Between the Lines: Between Two Worlds

By :  Library of the Jewish Theological Seminary Posted On Mar 20, 2024 / 5784 | Author Conversations: Between the Lines Library Programs | Gender

Part of Between the Lines: Author Conversations from The Library of JTS

Facing the harrowing task of rebuilding a life in the wake of the Holocaust, many Jewish survivors, community and religious leaders, and Allied soldiers viewed marriage between Jewish women and military personnel as a way to move forward after unspeakable loss. Proponents believed that these unions were more than just a ticket out of war-torn Europe: they would help the Jewish people repopulate after the attempted annihilation of European Jewry.
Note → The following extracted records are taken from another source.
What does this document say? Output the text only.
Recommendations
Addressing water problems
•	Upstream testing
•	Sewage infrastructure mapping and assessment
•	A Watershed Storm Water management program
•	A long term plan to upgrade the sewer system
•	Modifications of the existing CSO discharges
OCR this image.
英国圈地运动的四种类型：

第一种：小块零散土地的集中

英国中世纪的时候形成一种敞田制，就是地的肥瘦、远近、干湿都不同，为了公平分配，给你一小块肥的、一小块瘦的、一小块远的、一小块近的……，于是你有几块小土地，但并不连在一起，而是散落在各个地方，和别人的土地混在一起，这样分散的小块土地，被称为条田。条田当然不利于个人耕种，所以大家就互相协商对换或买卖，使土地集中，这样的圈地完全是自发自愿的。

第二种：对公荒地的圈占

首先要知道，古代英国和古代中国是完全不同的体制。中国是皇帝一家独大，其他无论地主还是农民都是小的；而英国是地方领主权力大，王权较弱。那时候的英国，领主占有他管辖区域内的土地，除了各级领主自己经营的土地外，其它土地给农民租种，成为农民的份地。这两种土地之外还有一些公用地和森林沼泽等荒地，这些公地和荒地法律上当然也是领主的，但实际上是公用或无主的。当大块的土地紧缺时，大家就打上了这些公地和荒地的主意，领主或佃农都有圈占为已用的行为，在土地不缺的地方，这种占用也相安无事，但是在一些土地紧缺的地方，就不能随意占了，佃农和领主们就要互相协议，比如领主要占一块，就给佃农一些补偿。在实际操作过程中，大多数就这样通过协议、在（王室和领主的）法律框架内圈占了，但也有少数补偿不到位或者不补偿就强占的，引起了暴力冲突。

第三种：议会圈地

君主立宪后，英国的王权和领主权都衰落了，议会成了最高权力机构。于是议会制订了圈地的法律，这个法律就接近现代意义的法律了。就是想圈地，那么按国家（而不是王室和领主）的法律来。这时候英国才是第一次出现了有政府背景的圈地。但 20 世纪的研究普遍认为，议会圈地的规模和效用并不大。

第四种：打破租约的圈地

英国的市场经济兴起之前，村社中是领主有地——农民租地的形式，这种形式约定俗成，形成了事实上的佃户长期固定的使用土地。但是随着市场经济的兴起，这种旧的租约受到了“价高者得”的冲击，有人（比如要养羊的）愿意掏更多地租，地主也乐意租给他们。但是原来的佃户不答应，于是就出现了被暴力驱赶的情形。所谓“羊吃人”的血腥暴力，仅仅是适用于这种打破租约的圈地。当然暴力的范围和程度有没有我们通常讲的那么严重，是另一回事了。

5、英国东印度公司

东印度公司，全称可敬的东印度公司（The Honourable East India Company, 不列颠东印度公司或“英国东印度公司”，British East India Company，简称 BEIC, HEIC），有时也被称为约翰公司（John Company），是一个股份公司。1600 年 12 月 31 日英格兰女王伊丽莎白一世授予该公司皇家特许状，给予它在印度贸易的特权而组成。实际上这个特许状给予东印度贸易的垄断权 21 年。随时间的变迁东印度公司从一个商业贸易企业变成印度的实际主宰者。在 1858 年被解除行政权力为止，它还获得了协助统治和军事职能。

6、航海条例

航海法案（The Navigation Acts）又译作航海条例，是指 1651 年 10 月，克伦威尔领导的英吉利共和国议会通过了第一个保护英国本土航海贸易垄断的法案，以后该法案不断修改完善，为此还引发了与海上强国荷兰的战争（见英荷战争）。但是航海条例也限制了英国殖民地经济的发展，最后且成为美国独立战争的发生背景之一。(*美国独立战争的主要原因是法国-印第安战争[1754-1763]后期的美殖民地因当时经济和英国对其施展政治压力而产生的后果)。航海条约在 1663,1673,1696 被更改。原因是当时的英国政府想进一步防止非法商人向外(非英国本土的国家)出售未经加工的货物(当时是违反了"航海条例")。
Historian Robin Judd, whose grandmother survived the Holocaust and married an American soldier after liberation, introduces us to the Jewish women who lived through genocide and went on to wed American, Canadian, and British military personnel after the war.

ABOUT THE AUTHOR

Robin E. Judd is a specialist in Jewish, transnational, and gender history, with particular interests in Holocaust studies, the history of antisemitism, the history of religion, the history of leadership, and the history of migration. She is the author of Contested Rituals: Circumcision, Kosher Butchering, and German-Jewish Political Life in Germany, 1843–1933.